More computationally intensive, yes- but computationally intensive may mean "running on smartphones in the background for .1% reduction in battery time" or "a medium-sized country".
Increased cost is certainly not so straightforward. If you're sufficiently distributed, using already-existing hardware, with spare compute on extremely efficient devices, it could conceivably cost less. Even if a centralized server farm would be doing an order of magnitude less math, smaller processors use an order of magnitude less power to do that math.
Bitcoin proper has a central ledger- every miner needs to hear about your transaction to verify it. Lightning is a clumsy way of reducing how many actors need to be notified of your transaction. Better currencies include stuff like that as first class. It's all in the name of getting closer to a constant-number verification scheme that is closer to competitive with the O(1) of registering a transaction with a bank.
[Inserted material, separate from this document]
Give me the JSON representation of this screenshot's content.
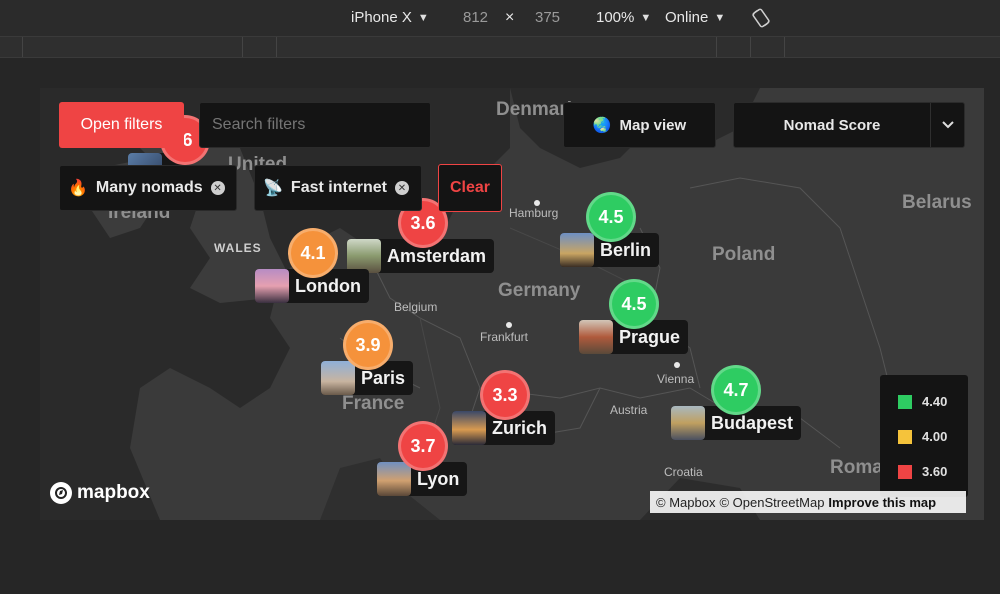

Centralized credit/debit cards exist so that a big wealthy firm can say yes, this person has enough money for this transaction and I will guarantee the transaction by paying for it even if they can't. What I would really like to see is distributed, automatic guarantees: when you buy something at a coffee shop, people running validators on wifi will pick it up and use their staked currency as insurance (hedged by the system) that they know accounts who trust this particular account, and the transaction is valid. More people staking and trusting this account means more trust by the larger system, which then only has to validate aggregated transactions. Anyone announcing themselves at a validator plugs in at a given level of aggregation, all of which have different staking/network/latency/storage requirements. Unlike off-chain transactions (eg lightning), the system is guaranteed at every level.
Any given transaction will still be validated dozens or hundreds of times. En bloc it will probably use tens or hundreds of times more energy than the server farms powering VISA. I'll be honest, I'm okay with that. I really like the idea of having a bank account that isn't tied to a company.